Wednesday, August 29, 2012

The Wandering Christian and the Lost Blessing

John Hagee, The Power of the Prophetic Blessing

On the one hand, I appreciate Pentecostal pastor John Hagee’s attempt to reclaim an ancient Jewish tradition as part of the Christian heritage. The blessings distributed by patriarchs, prophets, and Christ should be part of our faith, as they were for Jesus Himself. On the other hand, Hagee has not written the book he promised in the dust flap copy, and certainly not the book a scholarly Protestant like me would want to see.

When God called Abram out of Ur to found a new nation, God poured a blessing on the chosen patriarch. Isaac famously blessed Jacob (at Esau’s expense), a blessing that observant Jews have used as a model for parental blessings for centuries.
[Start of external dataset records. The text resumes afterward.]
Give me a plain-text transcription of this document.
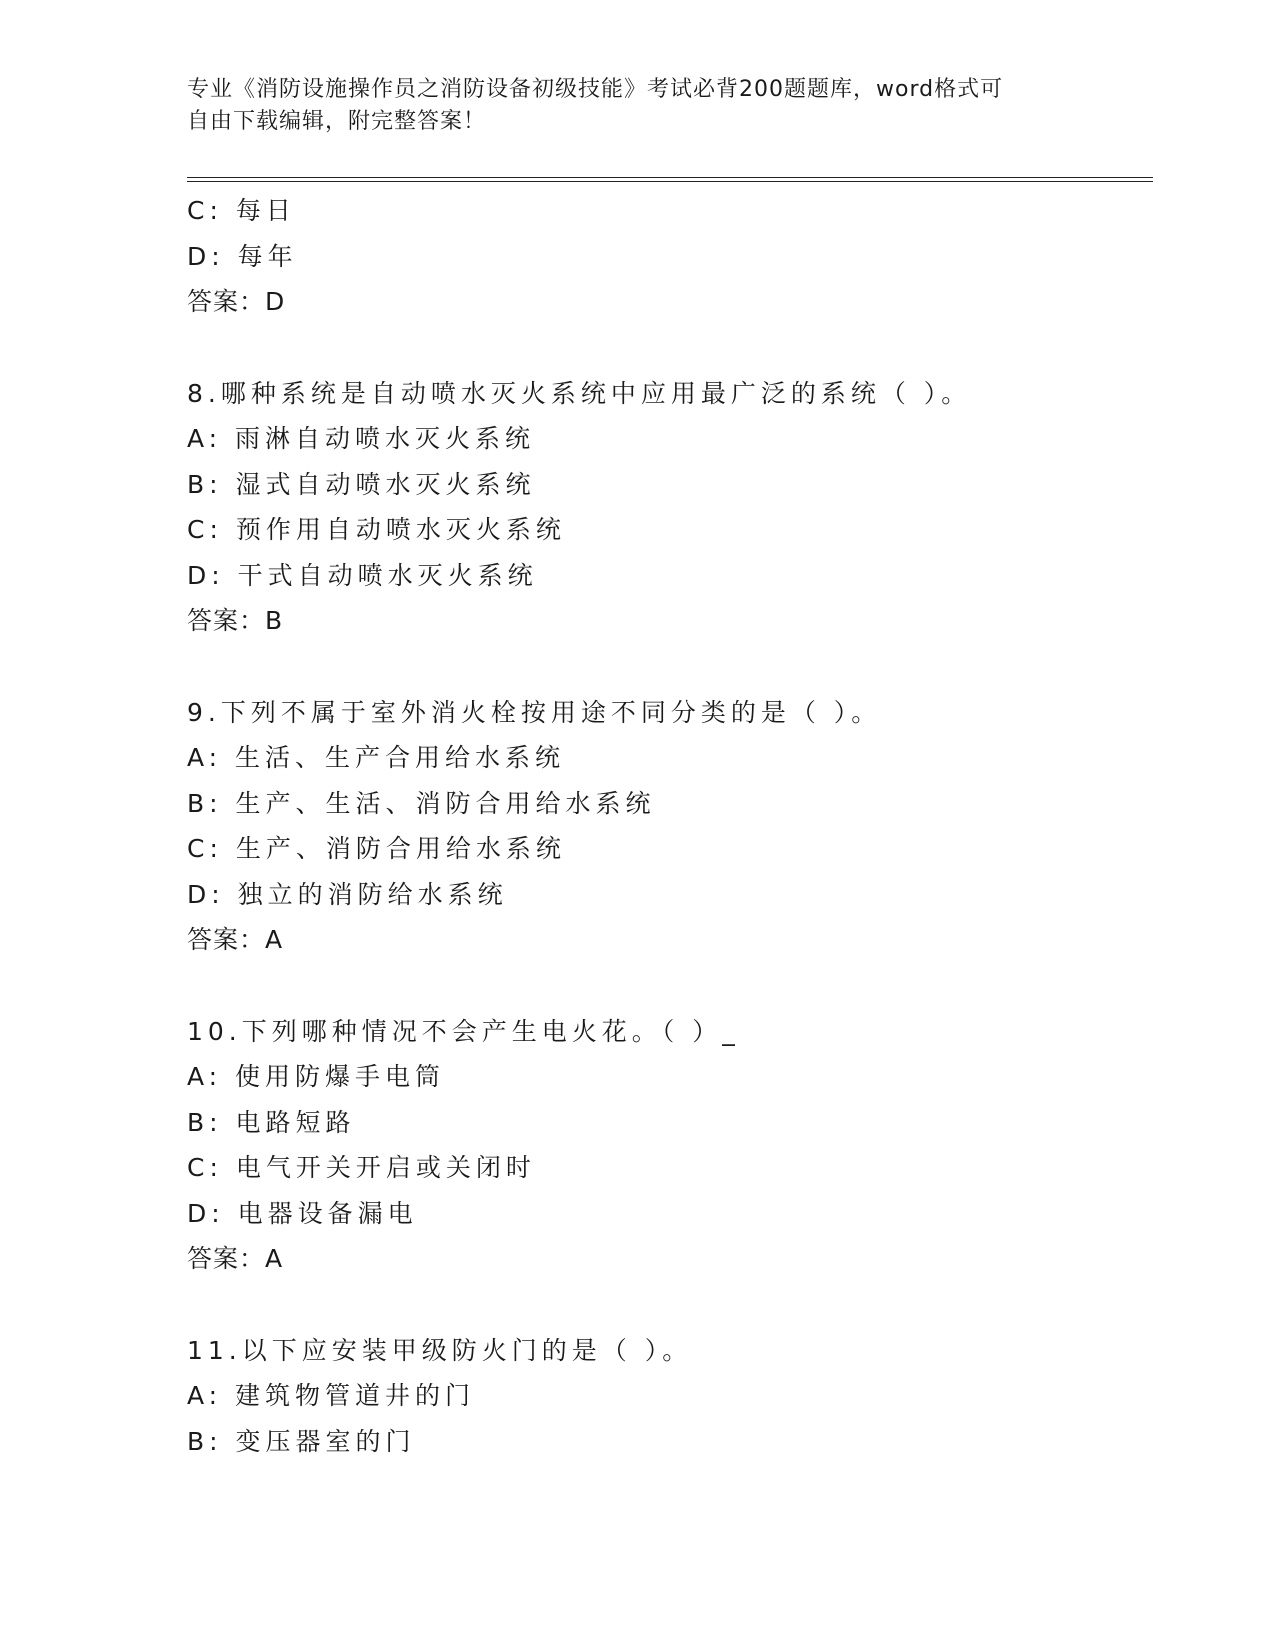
专业《消防设施操作员之消防设备初级技能》考试必背200题题库，word格式可
自由下载编辑，附完整答案！
C: 每日
D: 每年
答案：D
8.哪种系统是自动喷水灭火系统中应用最广泛的系统（ ）。
A: 雨淋自动喷水灭火系统
B: 湿式自动喷水灭火系统
C: 预作用自动喷水灭火系统
D: 干式自动喷水灭火系统
答案：B
9.下列不属于室外消火栓按用途不同分类的是（ ）。
A: 生活、生产合用给水系统
B: 生产、生活、消防合用给水系统
C: 生产、消防合用给水系统
D: 独立的消防给水系统
答案：A
10.下列哪种情况不会产生电火花。（ ）_
A: 使用防爆手电筒
B: 电路短路
C: 电气开关开启或关闭时
D: 电器设备漏电
答案：A
11.以下应安装甲级防火门的是（ ）。
A: 建筑物管道井的门
B: 变压器室的门
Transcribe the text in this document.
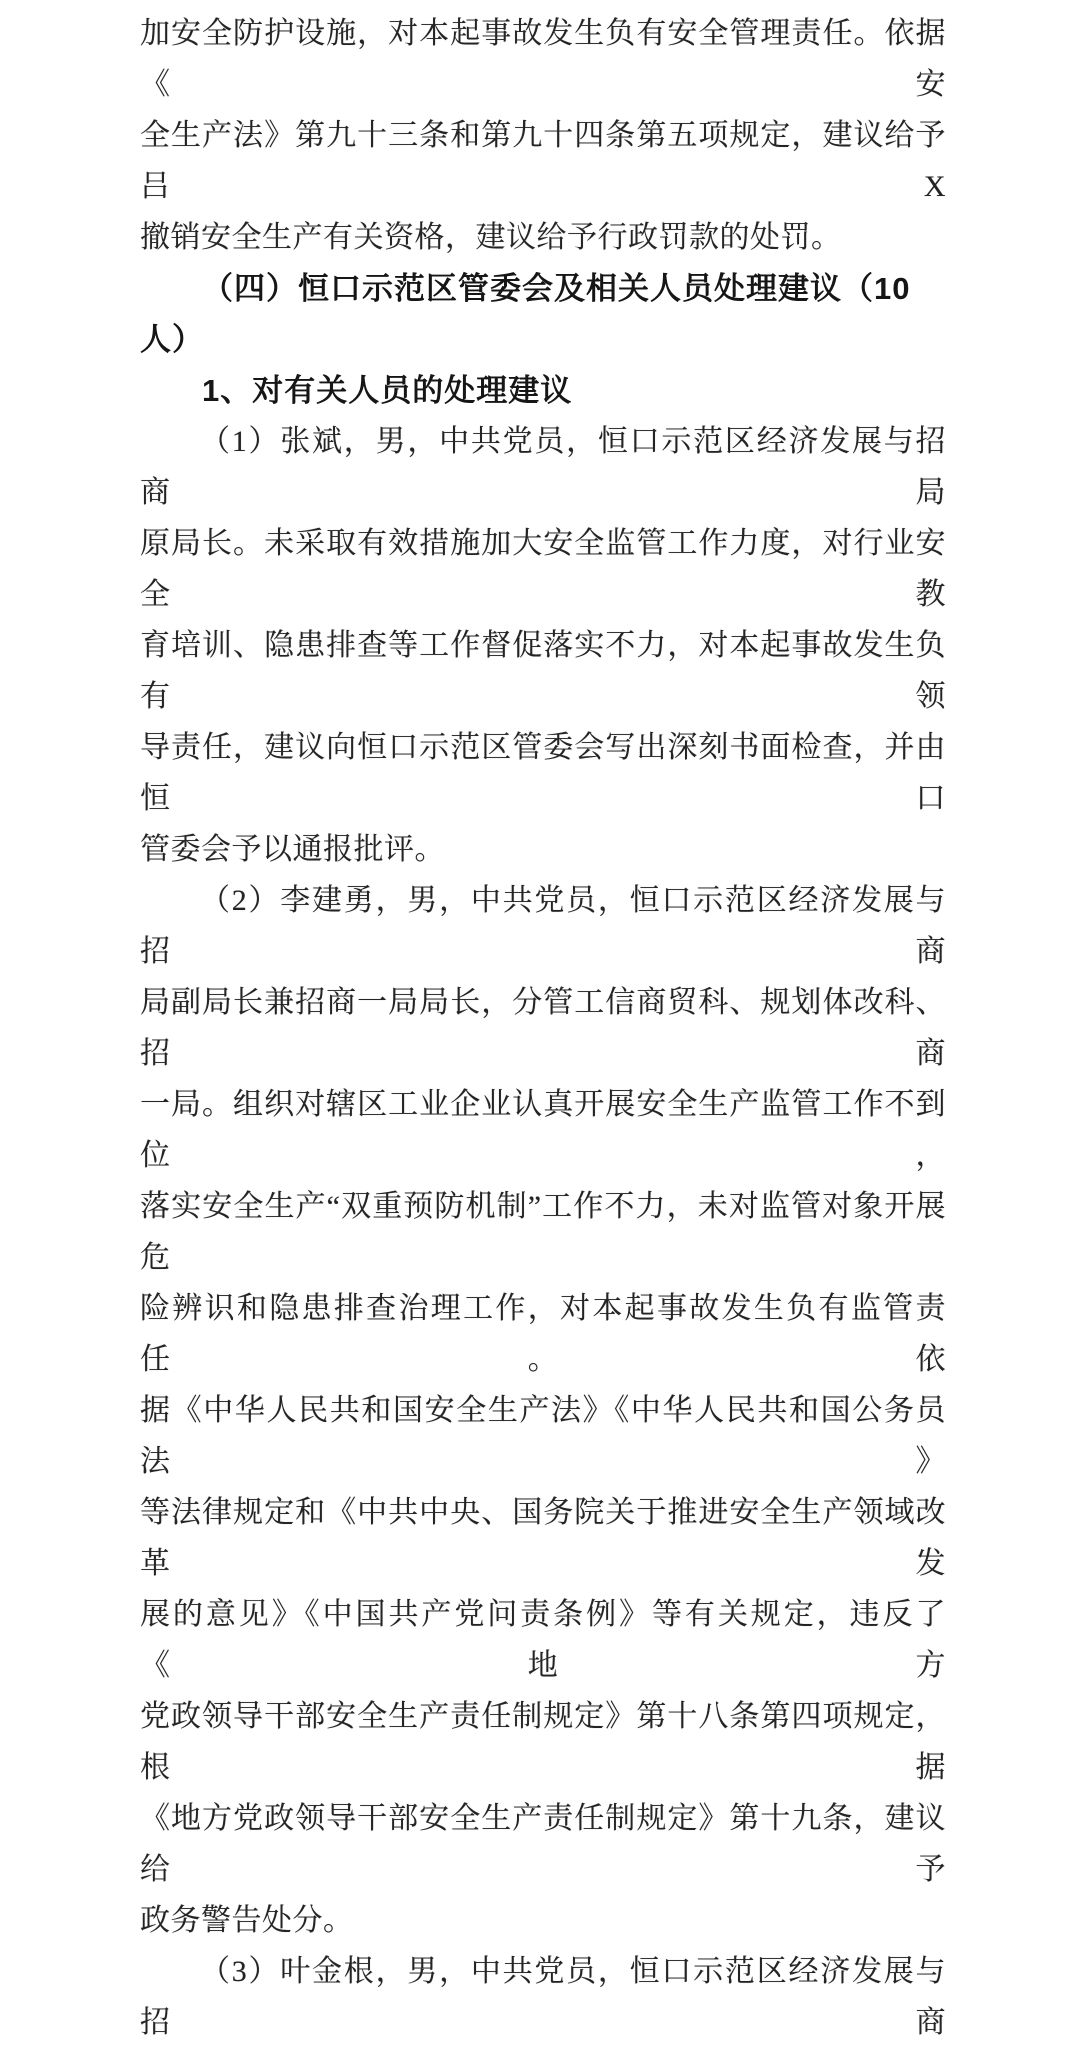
加安全防护设施，对本起事故发生负有安全管理责任。依据《安
全生产法》第九十三条和第九十四条第五项规定，建议给予吕 X
撤销安全生产有关资格，建议给予行政罚款的处罚。
（四）恒口示范区管委会及相关人员处理建议（10 人）
1、对有关人员的处理建议
（1）张斌，男，中共党员，恒口示范区经济发展与招商局
原局长。未采取有效措施加大安全监管工作力度，对行业安全教
育培训、隐患排查等工作督促落实不力，对本起事故发生负有领
导责任，建议向恒口示范区管委会写出深刻书面检查，并由恒口
管委会予以通报批评。
（2）李建勇，男，中共党员，恒口示范区经济发展与招商
局副局长兼招商一局局长，分管工信商贸科、规划体改科、招商
一局。组织对辖区工业企业认真开展安全生产监管工作不到位，
落实安全生产“双重预防机制”工作不力，未对监管对象开展危
险辨识和隐患排查治理工作，对本起事故发生负有监管责任。依
据《中华人民共和国安全生产法》《中华人民共和国公务员法》
等法律规定和《中共中央、国务院关于推进安全生产领域改革发
展的意见》《中国共产党问责条例》等有关规定，违反了《地方
党政领导干部安全生产责任制规定》第十八条第四项规定，根据
《地方党政领导干部安全生产责任制规定》第十九条，建议给予
政务警告处分。
（3）叶金根，男，中共党员，恒口示范区经济发展与招商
Time and again, the Gospels talk of Jesus “blessing” the multitudes, and as Hagee notes, Jesus’ blessing was probably similar in form and content to Jacob’s blessing on his sons and their tribes.

So far, so good. I both like and agree with Hagee’s core thesis. Christians really should reclaim more of our Hebrew heritage. But then Hagee goes off on tangents. He throws in lengthy diatribes against evolution and abortion, and multiple discursions on Christian Zionism, all in just the early chapters. The point Hagee actually set out to make disappears, sometimes for dozens of pages. It feels like he’s begging me to disagree with him.

For instance, his Christian Zionist fulminations completely ignore that the modern state of Israel is largely secularized. Observant Jews emigrating internationally today are more likely to move to the United States than Israel. Likewise, in his jeremiads against evolution, he notes that Scripture says we are fearfully and wonderfully made by God, and exclaims (repeatedly) “You did not evolve!” He never says what makes the two exclusive.

It got to where, every time I put the book down to cook dinner or go to work, it took an effort of will to pick it back up again. He had a Scripturally solid core in his book, but he chose to ornament it with buzzwords and side remarks designed to connect with a pre-made conservative Evangelical audience. Did he perhaps include these irrelevant parenthetical digressions as an in-group signal? If so, that’s risky, because it also excludes new audiences.

Hagee crossed the final line with me in a text box which read: “Think on this. When a believer is in the middle of God’s will, he has perfect peace even during the greatest crisis of his life.” Beg your pardon? Was Job out of God’s will when he couldn’t take the pain anymore and cried out? Was Elijah out of God’s will when he felt he’d been abandoned by the straying nation? Scripture doesn’t seem to think so.

Claims like this alarm me, because they tell people suffering routine, human struggles of faith that they have already failed. If I believe Hagee, then when some setback or personal tragedy fills me with worry or grief, I start reprimanding myself for straying from God’s will. That seems like a small God to me, who cannot accommodate our fears and doubts without treating us like apostates. The God I worship is bigger than that.

Scripture certainly doesn’t blame Jesus for weeping at Lazarus’ tomb. It doesn’t devalue His blessings for praying at Gethsemane that God take this cup from Him. It doesn’t diminish His claim to divinity for Him wondering on the cross why God had forsaken Him. If the Son of Man can feel such suffering and doubt, yet remain the giver of eternal life, how arrogant must I be to think that I can never face life’s misgivings or turmoil?

In essence, Hagee tries to do too much, with the unsurprising result that he talks himself into a corner. He bounces from topic to topic so fast that he does none of them any justice. In so doing, he short-changes his core thesis, confuses people who don’t share his evangelical argot, and alienates readers like me who expect a heartier level of insight. As an ardent Christian, I should be among Hagee’s audience, yet this book leaves me frustrated.

Hagee is not the first to deal with these topics, and certainly not the best. While I think Hagee’s heart is in the right place, his incoherently inclusive style, frenetic wanderings, and questionable exegesis leave me cold. Trent and Smalley address the same topics in The Blessing, without the hyperbolic boasting or the cow paths. I like Hagee’s point, I just don’t think he’s the one to sell it.